Et il s’approcha d’elle, les mains tendues. Brusquement, il la saisit par les poignets, l’entraîna quelques pas, puis la saisit dans ses bras, fit un bond, essaya de la renverser vers l’abîme.

— Non ! non ! non !…

Elle résistait avec une énergie furieuse. Elle parvint à se dégager, fit un saut en arrière, haletante et tremblante.

— Es-tu fou ? cria-t-elle avec la colère dans la gorge.

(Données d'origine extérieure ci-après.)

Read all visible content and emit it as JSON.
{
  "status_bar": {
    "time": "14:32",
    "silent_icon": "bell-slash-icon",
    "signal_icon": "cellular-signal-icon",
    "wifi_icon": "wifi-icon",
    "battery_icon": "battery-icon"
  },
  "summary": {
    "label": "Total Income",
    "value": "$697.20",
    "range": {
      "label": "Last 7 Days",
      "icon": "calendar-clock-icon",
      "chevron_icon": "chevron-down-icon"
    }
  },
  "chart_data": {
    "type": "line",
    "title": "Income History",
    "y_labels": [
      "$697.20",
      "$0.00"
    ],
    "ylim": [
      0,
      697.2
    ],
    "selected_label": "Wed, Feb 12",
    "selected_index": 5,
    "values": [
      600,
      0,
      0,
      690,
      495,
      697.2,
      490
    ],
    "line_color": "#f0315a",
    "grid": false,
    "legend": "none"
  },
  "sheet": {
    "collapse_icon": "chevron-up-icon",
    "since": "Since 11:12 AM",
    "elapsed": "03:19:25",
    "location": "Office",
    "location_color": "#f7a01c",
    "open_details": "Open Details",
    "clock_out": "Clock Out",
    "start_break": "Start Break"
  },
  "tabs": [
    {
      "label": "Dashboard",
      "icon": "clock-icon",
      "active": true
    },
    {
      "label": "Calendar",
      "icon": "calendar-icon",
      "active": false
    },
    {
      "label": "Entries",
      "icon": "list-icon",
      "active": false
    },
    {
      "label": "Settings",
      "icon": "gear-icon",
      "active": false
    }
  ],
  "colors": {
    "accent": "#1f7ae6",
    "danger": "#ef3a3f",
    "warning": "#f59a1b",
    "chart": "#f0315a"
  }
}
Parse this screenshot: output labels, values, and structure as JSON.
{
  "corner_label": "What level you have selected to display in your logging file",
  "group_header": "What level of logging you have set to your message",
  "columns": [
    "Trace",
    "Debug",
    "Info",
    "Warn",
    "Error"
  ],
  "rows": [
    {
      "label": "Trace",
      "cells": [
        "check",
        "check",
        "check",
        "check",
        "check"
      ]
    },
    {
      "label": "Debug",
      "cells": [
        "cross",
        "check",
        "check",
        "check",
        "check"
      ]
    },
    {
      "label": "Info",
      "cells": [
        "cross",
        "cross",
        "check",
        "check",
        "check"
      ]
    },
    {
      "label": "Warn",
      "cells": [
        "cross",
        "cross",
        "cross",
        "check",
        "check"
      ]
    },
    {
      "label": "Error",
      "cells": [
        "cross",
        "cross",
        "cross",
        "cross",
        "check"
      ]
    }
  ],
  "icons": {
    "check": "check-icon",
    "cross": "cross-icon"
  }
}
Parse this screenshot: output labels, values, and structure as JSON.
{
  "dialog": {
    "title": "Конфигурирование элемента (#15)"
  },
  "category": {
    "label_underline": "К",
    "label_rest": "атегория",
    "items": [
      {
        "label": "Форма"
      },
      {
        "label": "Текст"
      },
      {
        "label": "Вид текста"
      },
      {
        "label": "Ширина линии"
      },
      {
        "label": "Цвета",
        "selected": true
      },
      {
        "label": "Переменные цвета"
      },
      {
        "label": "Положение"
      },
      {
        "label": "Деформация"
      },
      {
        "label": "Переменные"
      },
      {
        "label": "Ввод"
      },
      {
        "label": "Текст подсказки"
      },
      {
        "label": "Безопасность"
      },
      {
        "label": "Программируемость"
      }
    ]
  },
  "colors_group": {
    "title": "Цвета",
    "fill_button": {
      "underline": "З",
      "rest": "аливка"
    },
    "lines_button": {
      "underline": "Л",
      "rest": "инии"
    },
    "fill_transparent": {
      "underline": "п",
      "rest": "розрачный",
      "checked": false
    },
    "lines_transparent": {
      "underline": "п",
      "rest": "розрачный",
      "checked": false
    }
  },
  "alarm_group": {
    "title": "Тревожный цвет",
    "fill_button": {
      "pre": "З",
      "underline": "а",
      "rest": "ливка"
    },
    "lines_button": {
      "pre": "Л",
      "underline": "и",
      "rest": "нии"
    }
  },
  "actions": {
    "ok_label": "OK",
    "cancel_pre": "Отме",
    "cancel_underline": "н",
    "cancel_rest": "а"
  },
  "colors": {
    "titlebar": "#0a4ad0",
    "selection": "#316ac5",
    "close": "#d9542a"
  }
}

Es-tu fou ?

Mais, lorsqu’elle le vit revenir sur elle sans rien dire, lorsqu’elle se sentit empoignée avec une violence plus brutale et traînée de nouveau vers le précipice, elle comprit tout, et un grand éclair sinistre lui foudroya l’âme de terreur.

— Non, George, non ! Laisse-moi ! laisse-moi ! Une minute encore ! Ecoute ! écoute ! Une minute. Je veux te dire…

Folle de terreur, elle suppliait en se tordant les mains. Elle espérait l’arrêter, l’apitoyer.

— Une minute ! Écoute ! Je t’aime ! Pardon ! pardon !

Elle balbutiait des mots incohérens, désespérée, se sentant faiblir, perdant du terrain, voyant la mort.

— Assassin ! hurla-t-elle alors, furibonde.

Et elle se défendit avec les ongles, avec les dents, comme un fauve.

— Assassin ! hurla-t-elle, saisie par les cheveux, renversée à terre sur le bord du gouffre, perdue.

Le chien aboyait contre le groupe tragique.

Ce fut une lutte brève et féroce, comme entre ennemis implacables qui auraient couvé jusqu’à cette heure dans le fond de l’âme une suprême haine…


Et ils s’abîmèrent dans la mort, enlacés.


Gabriel d’Annunzio.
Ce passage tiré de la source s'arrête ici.